In: Accounting
What are the four different methods used to assign costs to ending inventory and cost of goods sold? How are the methods different? What impact does each method have on the calculation of net income and ending inventory?
Four different methods used to assign costs to ending inventory and cost of goods sold are as follows:
1. Specific identification method
2. FIFO (first in first out) method
3. LIFO (Last in first out) method
4. Weighted average method
In specification identification method, each item in Inventory and cost of goods sold can be match purchase price in invoice. It can be known from records that exactly which item is sold and when it is sold.
In FIFO, the Inventory items are sold in order of their acquisition. It means Inventory acquired first is sold first. Therefore, the cost of recent purchases in included in the ending inventory.
In LIFO, Inventory items are sold in reverse order of their acquisition. It means the cost of goods include the value from latest purchases. Ending inventory is assigned the cost of earliest purchases.

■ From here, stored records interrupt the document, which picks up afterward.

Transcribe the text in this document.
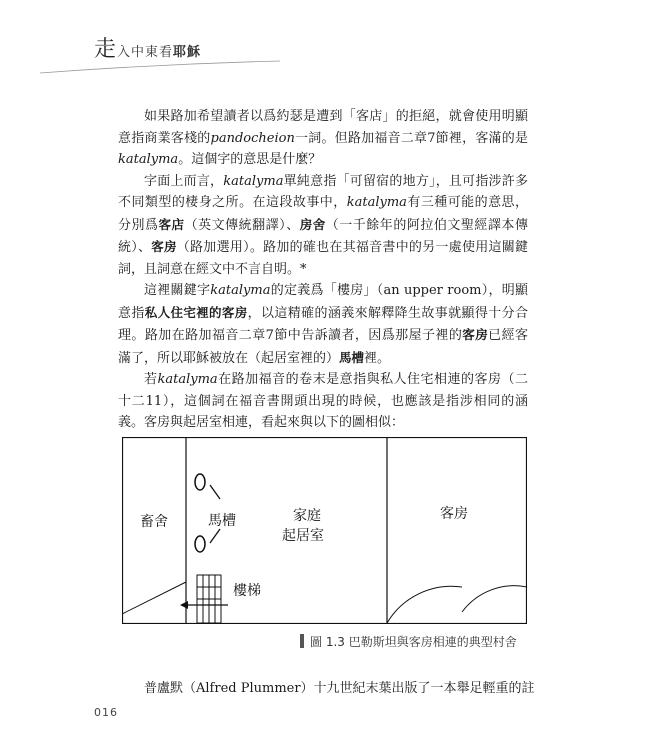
走入中東看耶穌

如果路加希望讀者以爲約瑟是遭到「客店」的拒絕，就會使用明顯意指商業客棧的pandocheion一詞。但路加福音二章7節裡，客滿的是katalyma。這個字的意思是什麼？

字面上而言，katalyma單純意指「可留宿的地方」，且可指涉許多不同類型的棲身之所。在這段故事中，katalyma有三種可能的意思，分別爲客店（英文傳統翻譯）、房舍（一千餘年的阿拉伯文聖經譯本傳統）、客房（路加選用）。路加的確也在其福音書中的另一處使用這關鍵詞，且詞意在經文中不言自明。*

這裡關鍵字katalyma的定義爲「樓房」（an upper room），明顯意指私人住宅裡的客房，以這精確的涵義來解釋降生故事就顯得十分合理。路加在路加福音二章7節中告訴讀者，因爲那屋子裡的客房已經客滿了，所以耶穌被放在（起居室裡的）馬槽裡。

若katalyma在路加福音的卷末是意指與私人住宅相連的客房（二十二11），這個詞在福音書開頭出現的時候，也應該是指涉相同的涵義。客房與起居室相連，看起來與以下的圖相似：

畜舍	馬槽	家庭
起居室
客房
樓梯
圖 1.3 巴勒斯坦與客房相連的典型村舍
普盧默（Alfred Plummer）十九世紀末葉出版了一本舉足輕重的註
016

In weighted average cost method, both cost of goods sold and. Ending inventory is assigned as per weighted cost per unit. Weighted average cost per unit is calculated by dividing total cost by total units.
In case of FIFO, the ending inventory will be lowest and therefore High cost of goods sold and reducing net income and taxes
In case of LIFO, the ending inventory will be highest and therefore low cost of goods sold and high net income.